The woman, Julie De Bock, was initially treated for her condition at the public hospital cancer unit at Nambour Hospital.
However when the unit transferred to SCUH the lack of integration between the Nambour records system and that at Birtinya meant she fell off the radar.
The notifications of appointments for follow up scans she was meant to receive never came and it wasn't until her GP questioned her that the failure was identified.
Julie's husband Dick De Bock said the GP detected indicators of a re-occurrence that they then paid at considerable to be examined privately rather than face a public hospital waiting list.
He said the tests had proven inconclusive forcing them back to the public hospital system.

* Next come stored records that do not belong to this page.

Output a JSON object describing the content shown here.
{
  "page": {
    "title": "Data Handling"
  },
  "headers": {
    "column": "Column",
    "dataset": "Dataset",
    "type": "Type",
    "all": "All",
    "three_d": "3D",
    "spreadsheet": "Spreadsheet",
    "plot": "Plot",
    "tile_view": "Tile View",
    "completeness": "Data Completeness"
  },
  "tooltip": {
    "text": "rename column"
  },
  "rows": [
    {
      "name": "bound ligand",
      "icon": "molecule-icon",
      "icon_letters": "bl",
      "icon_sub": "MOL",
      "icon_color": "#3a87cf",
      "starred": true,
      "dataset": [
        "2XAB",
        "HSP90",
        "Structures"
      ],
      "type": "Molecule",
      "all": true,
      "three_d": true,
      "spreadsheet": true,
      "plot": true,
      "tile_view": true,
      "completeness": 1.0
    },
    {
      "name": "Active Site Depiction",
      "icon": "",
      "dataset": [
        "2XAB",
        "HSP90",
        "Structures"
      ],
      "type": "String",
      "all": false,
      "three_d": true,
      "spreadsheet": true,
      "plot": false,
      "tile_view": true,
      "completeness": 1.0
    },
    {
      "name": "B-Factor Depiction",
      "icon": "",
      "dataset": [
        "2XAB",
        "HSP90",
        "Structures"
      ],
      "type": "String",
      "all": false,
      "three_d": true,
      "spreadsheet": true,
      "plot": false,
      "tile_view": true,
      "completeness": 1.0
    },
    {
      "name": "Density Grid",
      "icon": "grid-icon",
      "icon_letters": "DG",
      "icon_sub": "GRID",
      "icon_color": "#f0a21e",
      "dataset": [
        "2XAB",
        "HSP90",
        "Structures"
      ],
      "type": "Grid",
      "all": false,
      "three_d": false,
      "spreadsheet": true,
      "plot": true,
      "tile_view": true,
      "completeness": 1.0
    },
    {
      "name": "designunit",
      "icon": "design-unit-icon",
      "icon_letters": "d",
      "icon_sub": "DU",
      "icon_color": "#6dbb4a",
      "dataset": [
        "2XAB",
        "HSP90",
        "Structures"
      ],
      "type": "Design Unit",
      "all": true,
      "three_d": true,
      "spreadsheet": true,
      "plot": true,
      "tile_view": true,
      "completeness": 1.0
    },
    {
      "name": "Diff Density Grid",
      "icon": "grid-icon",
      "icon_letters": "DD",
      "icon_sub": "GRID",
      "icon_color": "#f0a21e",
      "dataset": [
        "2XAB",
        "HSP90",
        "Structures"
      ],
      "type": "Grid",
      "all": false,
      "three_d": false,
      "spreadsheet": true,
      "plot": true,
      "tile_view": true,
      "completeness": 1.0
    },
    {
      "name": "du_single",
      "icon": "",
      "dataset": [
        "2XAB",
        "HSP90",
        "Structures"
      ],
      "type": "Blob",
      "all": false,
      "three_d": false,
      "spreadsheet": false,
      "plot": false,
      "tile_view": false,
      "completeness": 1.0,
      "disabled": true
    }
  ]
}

Mr De Bock said following the transfer of the cancer unit from Nambour to Birtinya it had not been able to access his wife's records without first logging out of one system and then into another.
Despite Mrs De Bock long medical history with the Sunshine Coast Health Service she has had to have her file restarted as a new entry.

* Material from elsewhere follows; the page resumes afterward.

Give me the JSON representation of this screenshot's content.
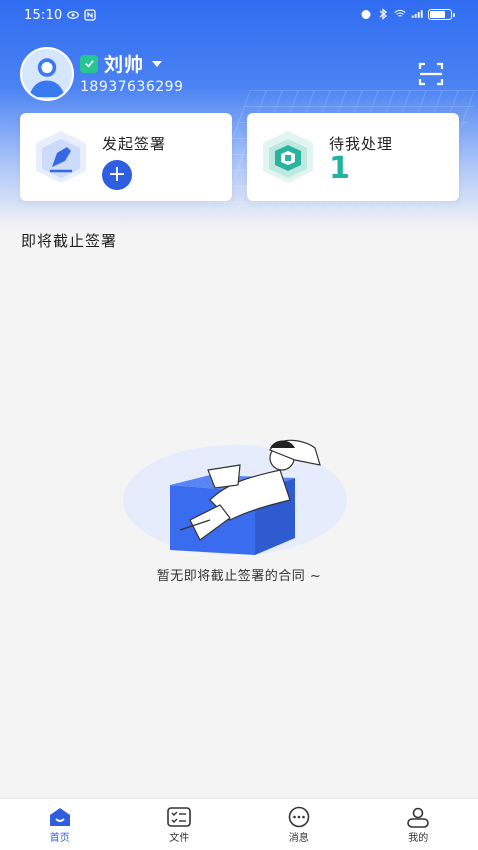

Mr De Bock said teething problems were to be expected at a new hospital.
However he said integration of medical records should have been addressed.

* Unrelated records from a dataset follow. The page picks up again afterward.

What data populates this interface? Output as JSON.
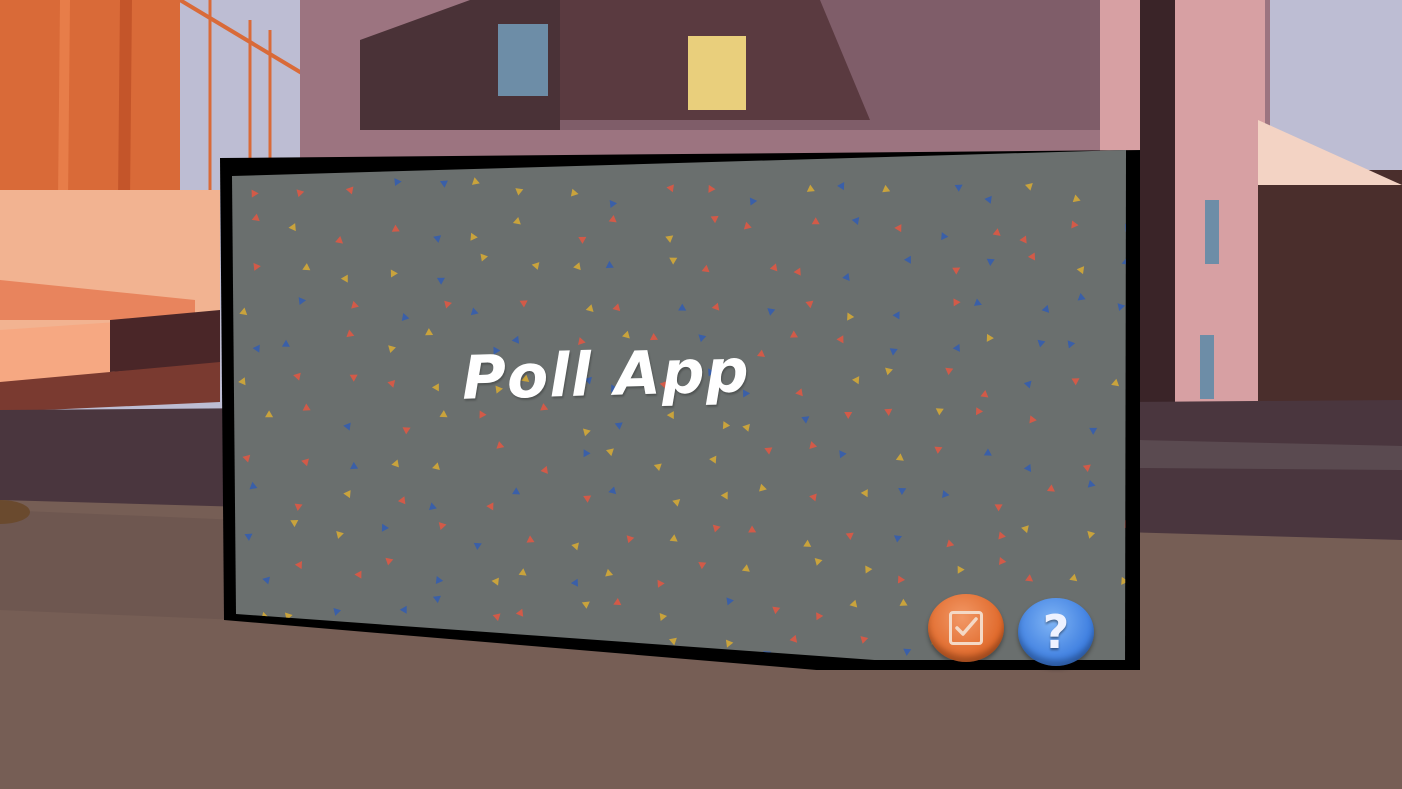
{
  "app": {
    "title": "Poll App"
  },
  "buttons": {
    "poll_icon": "checkbox-icon",
    "help_icon": "question-mark-icon",
    "help_glyph": "?"
  },
  "colors": {
    "screen": "#6a6f6e",
    "frame": "#000000",
    "poll_button": "#e06a2c",
    "help_button": "#3f7fe0",
    "confetti_red": "#d25a48",
    "confetti_blue": "#3a5fa8",
    "confetti_yellow": "#c9a33c"
  }
}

Kawana MP Jarrod Bleijie agrees and wants the Premier to explain how the hospital could have been allowed to open without an integrated electronic medic al record.
He said in response to a Question on Notice he had put on March 1 this year as to why the issue had not been addressed, Health Minister Cameron Dick had said the $9m system would be in place.
Mr Bleijie said he has received complaints from several patients over recent weeks claiming the SCUH record system did not provide access to previous medical history.
This was despite integrated electronic medical record systems being in place in Cairns Hospital, Mackay Base Hospital, Royal Brisbane Women's Hospital, Lady Cilento Children's Hospital, Princess Alexandra Hospital and Townsville Hospital.
He described as absolutely absurd that the largest health infrastructure project in the southern hemisphere had been opened without the capacity folr patient files to be transferred and accessed seamlessly.
"If you've been a patient at another hospital and attend SCUH, clinicians and supporting staff are currently unable to securely access your medical record history," Mr Bleijie said.
"It is ridiculous that with the state-of-the-art facilities at SCUH, staff are made to use a paper-based medical record system that cannot be accessed by a single other hospital or health service."
In a general response sent to media, acting SCUH chief executive John Slaven said the Sunshine Coast Hospital and Health Service successfully implemented an electronic medical record solution at Sunshine Coast University Hospital as planned and within the funding allocation provided with the start of patient services in March 2017.
He said the roll out followed the implementation of the same system at Nambour General Hospital in November 2016.
"SCHHS is working with Queensland Health to extend the electronic medical record to deliver direct data entry, electronic order entry, reporting, clinical decision support, device integration, closed loop medication management and other capabilities to further enhance patient care and safety," Mr Slaven said.
"Implementation of the state-wide integrated electronic Medical Record (ieMR) solution is being considered at Sunshine Coast University Hospital and Nambour General Hospital.